On Wednesday, Seahawks general manager John Schneider took it a step further.

“What you’ve seen lately in the news is real,” Schneider told 710 ESPN Seattle’s “Brock and Salk” show. “That’s on both sides.”

Schneider’s comments were part of a discussion about Sherman’s relationship with the team after the 2016 season.

“I think we’re a very unique organization in that regard. We have a great relationship with a lot of our players,” Schneider said. ”There’s very much an openness. ... It’s just open communication. He knows what’s going on. We know what’s going on. I don’t know if anything would ever happen, but like I tell people all the time, 98 percent of the deals that we’re involved with, we don’t follow through with. But at least we’ve opened that door, gone down the road and seen what’s behind Door A or Door B.”

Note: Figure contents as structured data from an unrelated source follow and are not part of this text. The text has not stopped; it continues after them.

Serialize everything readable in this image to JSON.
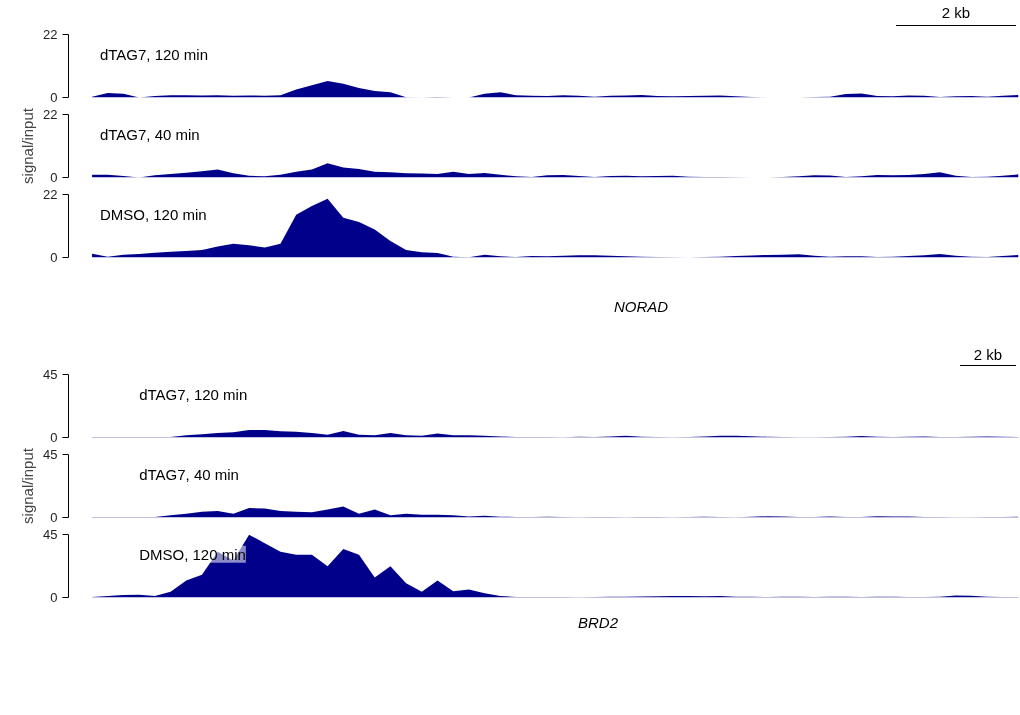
{
  "chart_data": [
    {
      "type": "area",
      "title": "dTAG7, 120 min",
      "categories": [
        null,
        null,
        null,
        null,
        null,
        null,
        null,
        null,
        null,
        null,
        null,
        null,
        null,
        null,
        null,
        null,
        null,
        null,
        null,
        null,
        null,
        null,
        null,
        null,
        null,
        null,
        null,
        null,
        null,
        null,
        null,
        null,
        null,
        null,
        null,
        null,
        null,
        null,
        null,
        null,
        null,
        null,
        null,
        null,
        null,
        null,
        null,
        null,
        null,
        null,
        null,
        null,
        null,
        null,
        null,
        null,
        null,
        null,
        null,
        null
      ],
      "ylim": [
        0,
        22
      ],
      "yticks": [
        0,
        22
      ],
      "tick_labels": "y",
      "grid": false,
      "annotations": [
        "2 kb"
      ],
      "series": [
        {
          "color": "#00008b",
          "values": [
            0.3,
            1.6,
            1.3,
            0,
            0.5,
            0.8,
            0.8,
            0.7,
            0.8,
            0.6,
            0.7,
            0.6,
            0.8,
            2.8,
            4.3,
            5.8,
            4.8,
            3.3,
            2.3,
            1.8,
            0.1,
            0,
            0.2,
            0,
            0,
            1.3,
            1.8,
            0.8,
            0.6,
            0.5,
            0.8,
            0.6,
            0.3,
            0.6,
            0.7,
            0.9,
            0.5,
            0.4,
            0.5,
            0.6,
            0.7,
            0.4,
            0.2,
            0,
            0,
            0,
            0.2,
            0.3,
            1.2,
            1.4,
            0.5,
            0.4,
            0.7,
            0.6,
            0.2,
            0.4,
            0.5,
            0.3,
            0.6,
            0.9
          ]
        }
      ]
    },
    {
      "type": "area",
      "title": "dTAG7, 40 min",
      "ylabel": "signal/input",
      "categories": [
        null,
        null,
        null,
        null,
        null,
        null,
        null,
        null,
        null,
        null,
        null,
        null,
        null,
        null,
        null,
        null,
        null,
        null,
        null,
        null,
        null,
        null,
        null,
        null,
        null,
        null,
        null,
        null,
        null,
        null,
        null,
        null,
        null,
        null,
        null,
        null,
        null,
        null,
        null,
        null,
        null,
        null,
        null,
        null,
        null,
        null,
        null,
        null,
        null,
        null,
        null,
        null,
        null,
        null,
        null,
        null,
        null,
        null,
        null,
        null
      ],
      "ylim": [
        0,
        22
      ],
      "yticks": [
        0,
        22
      ],
      "tick_labels": "y",
      "grid": false,
      "series": [
        {
          "color": "#00008b",
          "values": [
            1,
            1,
            0.5,
            0,
            0.8,
            1.2,
            1.7,
            2.2,
            2.8,
            1.5,
            0.6,
            0.4,
            1,
            2,
            2.8,
            5,
            3.5,
            3,
            2,
            1.8,
            1.5,
            1.4,
            1.2,
            2,
            1.2,
            1.6,
            1,
            0.4,
            0.2,
            0.8,
            0.9,
            0.5,
            0.2,
            0.5,
            0.6,
            0.4,
            0.5,
            0.6,
            0.3,
            0.2,
            0.2,
            0.1,
            0,
            0,
            0.2,
            0.4,
            0.8,
            0.7,
            0.2,
            0.4,
            0.9,
            0.8,
            0.9,
            1.2,
            1.8,
            0.6,
            0.2,
            0.3,
            0.6,
            1.1
          ]
        }
      ]
    },
    {
      "type": "area",
      "title": "DMSO, 120 min",
      "categories": [
        null,
        null,
        null,
        null,
        null,
        null,
        null,
        null,
        null,
        null,
        null,
        null,
        null,
        null,
        null,
        null,
        null,
        null,
        null,
        null,
        null,
        null,
        null,
        null,
        null,
        null,
        null,
        null,
        null,
        null,
        null,
        null,
        null,
        null,
        null,
        null,
        null,
        null,
        null,
        null,
        null,
        null,
        null,
        null,
        null,
        null,
        null,
        null,
        null,
        null,
        null,
        null,
        null,
        null,
        null,
        null,
        null,
        null,
        null,
        null
      ],
      "ylim": [
        0,
        22
      ],
      "yticks": [
        0,
        22
      ],
      "tick_labels": "y",
      "grid": false,
      "annotations": [
        "NORAD"
      ],
      "series": [
        {
          "color": "#00008b",
          "values": [
            1.3,
            0.3,
            1,
            1.2,
            1.7,
            2,
            2.3,
            2.6,
            3.8,
            4.8,
            4.3,
            3.5,
            4.8,
            14.9,
            18,
            20.5,
            13.9,
            12.4,
            9.8,
            5.8,
            2.6,
            1.8,
            1.6,
            0.3,
            0.1,
            1,
            0.4,
            0.2,
            0.5,
            0.4,
            0.6,
            0.8,
            0.8,
            0.6,
            0.4,
            0.3,
            0.2,
            0.1,
            0,
            0.2,
            0.3,
            0.5,
            0.7,
            0.9,
            1,
            1.1,
            0.6,
            0.3,
            0.4,
            0.4,
            0.2,
            0.3,
            0.5,
            0.8,
            1.2,
            0.6,
            0.3,
            0.2,
            0.5,
            0.9
          ]
        }
      ]
    },
    {
      "type": "area",
      "title": "dTAG7, 120 min",
      "categories": [
        null,
        null,
        null,
        null,
        null,
        null,
        null,
        null,
        null,
        null,
        null,
        null,
        null,
        null,
        null,
        null,
        null,
        null,
        null,
        null,
        null,
        null,
        null,
        null,
        null,
        null,
        null,
        null,
        null,
        null,
        null,
        null,
        null,
        null,
        null,
        null,
        null,
        null,
        null,
        null,
        null,
        null,
        null,
        null,
        null,
        null,
        null,
        null,
        null,
        null,
        null,
        null,
        null,
        null,
        null,
        null,
        null,
        null,
        null,
        null
      ],
      "ylim": [
        0,
        45
      ],
      "yticks": [
        0,
        45
      ],
      "tick_labels": "y",
      "grid": false,
      "annotations": [
        "2 kb"
      ],
      "series": [
        {
          "color": "#00008b",
          "values": [
            0.3,
            0.3,
            0.3,
            0.3,
            0.3,
            0.3,
            1.6,
            2.4,
            3.3,
            3.7,
            5.3,
            5.3,
            4.5,
            4.1,
            3.3,
            2,
            4.7,
            2,
            1.6,
            3.3,
            1.6,
            1.2,
            2.9,
            1.6,
            1.6,
            1.2,
            0.8,
            0.4,
            0.3,
            0.4,
            0.2,
            0.5,
            0.3,
            0.8,
            1.2,
            0.5,
            0.3,
            0.2,
            0.3,
            0.8,
            1.2,
            1.3,
            0.9,
            0.5,
            0.3,
            0.2,
            0.2,
            0.3,
            0.6,
            1,
            0.6,
            0.3,
            0.6,
            0.8,
            0.4,
            0.3,
            0.5,
            0.8,
            0.6,
            0.3
          ]
        }
      ]
    },
    {
      "type": "area",
      "title": "dTAG7, 40 min",
      "ylabel": "signal/input",
      "categories": [
        null,
        null,
        null,
        null,
        null,
        null,
        null,
        null,
        null,
        null,
        null,
        null,
        null,
        null,
        null,
        null,
        null,
        null,
        null,
        null,
        null,
        null,
        null,
        null,
        null,
        null,
        null,
        null,
        null,
        null,
        null,
        null,
        null,
        null,
        null,
        null,
        null,
        null,
        null,
        null,
        null,
        null,
        null,
        null,
        null,
        null,
        null,
        null,
        null,
        null,
        null,
        null,
        null,
        null,
        null,
        null,
        null,
        null,
        null,
        null
      ],
      "ylim": [
        0,
        45
      ],
      "yticks": [
        0,
        45
      ],
      "tick_labels": "y",
      "grid": false,
      "series": [
        {
          "color": "#00008b",
          "values": [
            0.3,
            0.3,
            0.3,
            0.3,
            0.3,
            1.6,
            2.7,
            4.1,
            4.7,
            2.7,
            6.7,
            6.5,
            4.7,
            4.1,
            3.7,
            5.7,
            7.8,
            2.7,
            5.7,
            1.6,
            2.7,
            2,
            2,
            1.6,
            0.8,
            1.2,
            0.6,
            0.4,
            0.3,
            0.5,
            0.3,
            0.2,
            0.4,
            0.3,
            0.2,
            0.3,
            0.4,
            0.2,
            0.3,
            0.6,
            0.3,
            0.2,
            0.5,
            0.9,
            0.7,
            0.3,
            0.3,
            0.8,
            0.4,
            0.3,
            0.9,
            0.7,
            0.8,
            0.4,
            0.3,
            0.2,
            0.2,
            0.3,
            0.3,
            0.6
          ]
        }
      ]
    },
    {
      "type": "area",
      "title": "DMSO, 120 min",
      "categories": [
        null,
        null,
        null,
        null,
        null,
        null,
        null,
        null,
        null,
        null,
        null,
        null,
        null,
        null,
        null,
        null,
        null,
        null,
        null,
        null,
        null,
        null,
        null,
        null,
        null,
        null,
        null,
        null,
        null,
        null,
        null,
        null,
        null,
        null,
        null,
        null,
        null,
        null,
        null,
        null,
        null,
        null,
        null,
        null,
        null,
        null,
        null,
        null,
        null,
        null,
        null,
        null,
        null,
        null,
        null,
        null,
        null,
        null,
        null,
        null
      ],
      "ylim": [
        0,
        45
      ],
      "yticks": [
        0,
        45
      ],
      "tick_labels": "y",
      "grid": false,
      "annotations": [
        "BRD2"
      ],
      "series": [
        {
          "color": "#00008b",
          "values": [
            0.4,
            1,
            1.7,
            2,
            1,
            4.1,
            12.2,
            16.3,
            32.7,
            26.5,
            44.9,
            38.8,
            32.7,
            30.6,
            30.6,
            22.4,
            34.7,
            30.6,
            14.3,
            22.4,
            10.2,
            4.1,
            12.2,
            4.5,
            5.7,
            3.1,
            1,
            0.4,
            0.3,
            0.3,
            0.4,
            0.2,
            0.4,
            0.5,
            0.6,
            0.7,
            0.9,
            1,
            1,
            0.9,
            1,
            0.6,
            0.5,
            0.4,
            0.5,
            0.5,
            0.4,
            0.6,
            0.5,
            0.4,
            0.5,
            0.6,
            0.4,
            0.3,
            0.5,
            1.4,
            1.2,
            0.6,
            0.3,
            0.3
          ]
        }
      ]
    }
  ]
}
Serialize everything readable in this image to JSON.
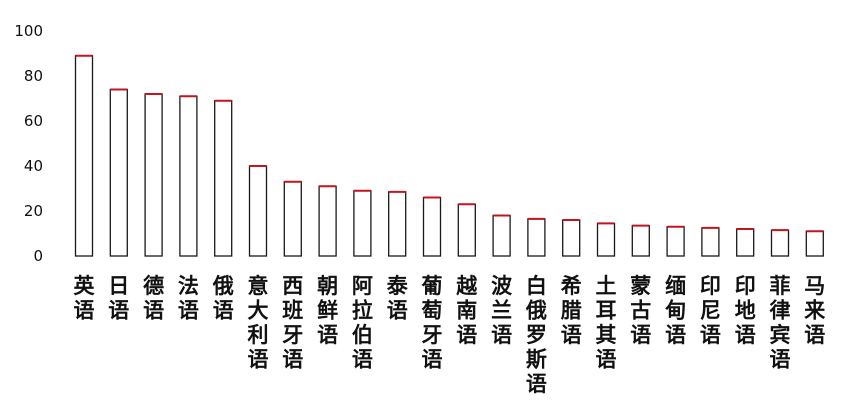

To recap: The Seahawks aren’t necessarily planning to trade Sherman but the possibility of shipping him out of town has been discussed. And through it all, the organization has been up front with Sherman about it.

“This isn’t a secret like this just came out of nowhere,” Schneider said. “People find things out and we’re not going to lie to each other and we’re not going to BS each other. It’s going to be all laid out, and like I said, that doesn’t happen everywhere. We have open lines of communication between our coaching staff and our player personnel staff. It goes through player development, it goes through our sports science group. There’s a lot going on there.”

Sherman ranked 10th among all cornerbacks last season, according to Pro Football Focus, though it’s worth pointing out that he earned the lowest pass-coverage grade of his career. In fact, his pass-coverage grades have declined the past three seasons. Again, this is all relative; Sherman ranked 15th in pass coverage in 2016, just behind Marcus Peters and Patrick Peterson.

There could be an easy explanation, however: Sherman played last season with an undisclosed MCL injury. As’s Andy Benoit points out, that could go a long way toward explaining Sherman’s struggles with changing direction. But the cornerback is also 28 years old with two years left on a contract that carries cap figures of $13.6 million (2017) and $13.2 million (2018).

Sherman is an integral part of the Seahawks’ secondary and it’s not like there are better options on the roster that would allow the team to trade him. That said, this unit suffered when safety Earl Thomas went down last December, and perhaps the idea of a healthy Thomas returning to the lineup would more than compensate for the loss of Sherman should the right deal come along.